While state president, George also served as editor of the monthly Pennsylvania W.C.T.U. Bulletin paper.

Refusing to stand as a candidate for re-election in 1929, she took the title of honorary state president that year; in her honor, the WCTU headquarters building, located at Harrisburg, was named the "Ella M. George" House.

==Personal life==
George made her home on College Hill, in Beaver Falls, where she was a member of the College Hill Reformed Presbyterian Church.
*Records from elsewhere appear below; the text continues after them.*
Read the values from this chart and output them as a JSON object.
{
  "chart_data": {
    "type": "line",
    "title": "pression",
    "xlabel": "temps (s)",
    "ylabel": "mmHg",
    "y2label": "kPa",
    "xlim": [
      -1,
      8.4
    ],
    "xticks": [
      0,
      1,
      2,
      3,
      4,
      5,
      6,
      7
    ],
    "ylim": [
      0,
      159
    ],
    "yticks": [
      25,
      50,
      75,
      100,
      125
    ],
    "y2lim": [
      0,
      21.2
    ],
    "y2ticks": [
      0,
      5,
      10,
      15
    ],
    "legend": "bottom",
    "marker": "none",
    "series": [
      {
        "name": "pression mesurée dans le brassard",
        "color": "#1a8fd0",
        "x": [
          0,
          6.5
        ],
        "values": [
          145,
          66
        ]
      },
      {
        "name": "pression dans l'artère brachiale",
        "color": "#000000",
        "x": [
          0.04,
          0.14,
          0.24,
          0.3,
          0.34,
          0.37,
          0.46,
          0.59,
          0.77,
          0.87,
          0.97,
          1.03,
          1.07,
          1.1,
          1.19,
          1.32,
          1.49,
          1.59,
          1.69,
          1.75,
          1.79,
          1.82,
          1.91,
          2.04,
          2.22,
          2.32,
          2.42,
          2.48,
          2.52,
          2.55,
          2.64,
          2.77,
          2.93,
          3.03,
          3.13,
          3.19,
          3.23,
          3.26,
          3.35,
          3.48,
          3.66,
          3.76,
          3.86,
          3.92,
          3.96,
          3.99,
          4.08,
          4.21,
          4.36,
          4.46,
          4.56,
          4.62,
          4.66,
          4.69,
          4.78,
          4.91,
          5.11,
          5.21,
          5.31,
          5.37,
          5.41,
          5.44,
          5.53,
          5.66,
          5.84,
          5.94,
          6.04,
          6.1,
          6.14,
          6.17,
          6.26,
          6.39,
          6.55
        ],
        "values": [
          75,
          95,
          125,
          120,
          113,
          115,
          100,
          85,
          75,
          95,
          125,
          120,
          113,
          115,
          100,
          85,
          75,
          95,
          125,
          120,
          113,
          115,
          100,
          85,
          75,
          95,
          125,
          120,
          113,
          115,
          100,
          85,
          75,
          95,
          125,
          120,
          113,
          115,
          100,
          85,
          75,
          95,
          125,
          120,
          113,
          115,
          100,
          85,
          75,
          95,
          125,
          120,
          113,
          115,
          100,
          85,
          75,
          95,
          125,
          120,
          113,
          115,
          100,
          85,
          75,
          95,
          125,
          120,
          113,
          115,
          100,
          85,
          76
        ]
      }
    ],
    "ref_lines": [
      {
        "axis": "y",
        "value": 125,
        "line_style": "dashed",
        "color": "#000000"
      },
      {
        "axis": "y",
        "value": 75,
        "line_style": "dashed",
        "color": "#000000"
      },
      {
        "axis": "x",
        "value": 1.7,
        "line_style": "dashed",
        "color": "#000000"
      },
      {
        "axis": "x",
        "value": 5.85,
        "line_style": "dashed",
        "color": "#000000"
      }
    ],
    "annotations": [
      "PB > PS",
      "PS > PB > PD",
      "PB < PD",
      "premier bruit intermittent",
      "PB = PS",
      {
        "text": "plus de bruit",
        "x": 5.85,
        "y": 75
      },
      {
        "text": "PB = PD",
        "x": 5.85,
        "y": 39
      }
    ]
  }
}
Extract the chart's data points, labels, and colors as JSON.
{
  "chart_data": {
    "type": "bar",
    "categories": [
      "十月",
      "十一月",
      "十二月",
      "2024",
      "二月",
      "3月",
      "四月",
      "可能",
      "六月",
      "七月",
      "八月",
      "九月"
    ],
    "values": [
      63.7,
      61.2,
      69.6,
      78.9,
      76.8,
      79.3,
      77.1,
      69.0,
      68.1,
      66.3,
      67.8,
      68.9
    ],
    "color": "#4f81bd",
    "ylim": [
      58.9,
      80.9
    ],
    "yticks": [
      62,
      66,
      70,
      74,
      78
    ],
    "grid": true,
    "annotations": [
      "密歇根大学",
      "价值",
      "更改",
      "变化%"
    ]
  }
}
At one time, she managed one of the old people's homes of her church (Reformed Presbyterian). She was a life member of the Florence Crittenden Home, the National WCTU, the Pennsylvania WCTU, and a number of county unions in Pennsylvania. She was an advocate of woman suffrage.

George had been residing at the home of her nephew in Wilkinsburg, Pennsylvania for six months before she died there of old age, March 31, 1938. Burial was at the Beaver Cemetery in Beaver Falls, Pennsylvania.